Nous tenions nos assises à la Bellevilloise (en marge du congrès E.E. de l’été 1928) et Alziary, qui participait au congrès du S.N.I., était venu nous rejoindre ou plutôt nous nous étions rejoints et, pendant deux heures, sous la fraîcheur des platanes, nous avons, tout en cheminant, parlé du présent et de nos classes, de notre pédagogie et de son avenir, et mis sur pied ce qui allait devenir l’I.C.E.M.
Les jonquilles de Corbelin, les platanes de la Bellevilloise, les bancs des jardins d’Angers, les noix de Raoul Tessier, que nous cassions tout à tour avec le casse-noix qui passait de main en main, et cette grande promenade sur les bords du lac de Serre-Ponçon qui commençait à s’emplir. C’est le même Freinet qui, au Congrès de 1946, à Grenoble encore, faisant la connaissance de Marcel Gouzil avec qui il était en correspondance, lui disait : « Je te voyais un peu plus gros », car, ayant correspondu avec lui, il le connaissait déjà...

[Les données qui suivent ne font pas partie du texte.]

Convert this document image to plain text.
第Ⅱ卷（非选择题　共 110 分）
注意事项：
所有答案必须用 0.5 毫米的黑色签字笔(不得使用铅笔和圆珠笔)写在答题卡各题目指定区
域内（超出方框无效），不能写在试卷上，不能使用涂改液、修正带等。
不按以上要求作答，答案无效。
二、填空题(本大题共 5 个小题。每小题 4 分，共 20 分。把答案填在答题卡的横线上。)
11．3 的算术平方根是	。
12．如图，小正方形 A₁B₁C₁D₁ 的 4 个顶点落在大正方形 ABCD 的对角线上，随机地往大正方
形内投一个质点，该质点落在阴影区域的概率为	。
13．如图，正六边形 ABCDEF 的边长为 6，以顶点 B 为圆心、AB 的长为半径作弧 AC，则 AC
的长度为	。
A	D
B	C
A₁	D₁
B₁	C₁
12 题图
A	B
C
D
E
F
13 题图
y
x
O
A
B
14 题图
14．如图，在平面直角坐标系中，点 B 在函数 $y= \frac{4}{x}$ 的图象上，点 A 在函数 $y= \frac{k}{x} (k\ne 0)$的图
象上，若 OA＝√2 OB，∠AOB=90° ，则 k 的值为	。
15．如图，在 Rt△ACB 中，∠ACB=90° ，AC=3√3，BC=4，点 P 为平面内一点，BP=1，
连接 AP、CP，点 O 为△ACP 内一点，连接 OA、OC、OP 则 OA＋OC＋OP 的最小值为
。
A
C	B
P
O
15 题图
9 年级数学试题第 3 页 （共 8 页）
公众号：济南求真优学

Et les soirées de Vence où, très tard dans la nuit calme, nos discussions en table ronde se poursuivaient autour de lui... Quelles que soient l’autorité, la compétence, la science de ses hôtes, c’est lui qui dominait les débats, les discussions avec sa bonhomie provençale.

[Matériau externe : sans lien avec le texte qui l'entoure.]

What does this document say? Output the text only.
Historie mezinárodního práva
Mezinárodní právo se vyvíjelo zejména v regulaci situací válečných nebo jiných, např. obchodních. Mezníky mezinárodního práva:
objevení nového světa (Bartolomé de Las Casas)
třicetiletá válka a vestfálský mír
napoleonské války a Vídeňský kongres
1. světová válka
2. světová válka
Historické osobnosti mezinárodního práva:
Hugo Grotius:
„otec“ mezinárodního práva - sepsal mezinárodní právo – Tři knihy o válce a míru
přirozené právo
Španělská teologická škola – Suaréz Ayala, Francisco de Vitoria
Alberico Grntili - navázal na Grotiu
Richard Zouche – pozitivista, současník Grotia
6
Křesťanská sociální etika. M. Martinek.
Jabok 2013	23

J’égrènerai peut-être d’autres souvenirs : celui de sa puissance de travail, de sa volonté, mais aujourd’hui, c’est celui de l’homme simple, aux joies simples, avec qui il faisait bon parler, sans complexes, que j’ai voulu évoquer. Il faudrait un grand talent pour y réussir, mais en vous contant ces petits souvenirs, je me suis fait plaisir, mais est-ce bien cela que me demandait l’ami Marcel Gouzil ?
Raoul Faure
P.S. J’oubliais un détail. Pour une fois, au restaurant en plein air, nous avions une assiette d’amandes et un seul casse-noix. Je cassais une dizaine d’amandes à la suite. Il me dit : « Pourquoi casses-tu tes amandes toutes à la fois ? Tu vas les manger trop vite. Il faut prendre son temps pour manger, tu casses une amande, tu te l’épluches et, tout doucement, tout lentement, tu la mâches, tu l’avales, pendant que tu en épluches une autre. Apprends à manger lentement, tu conserveras ton estomac ».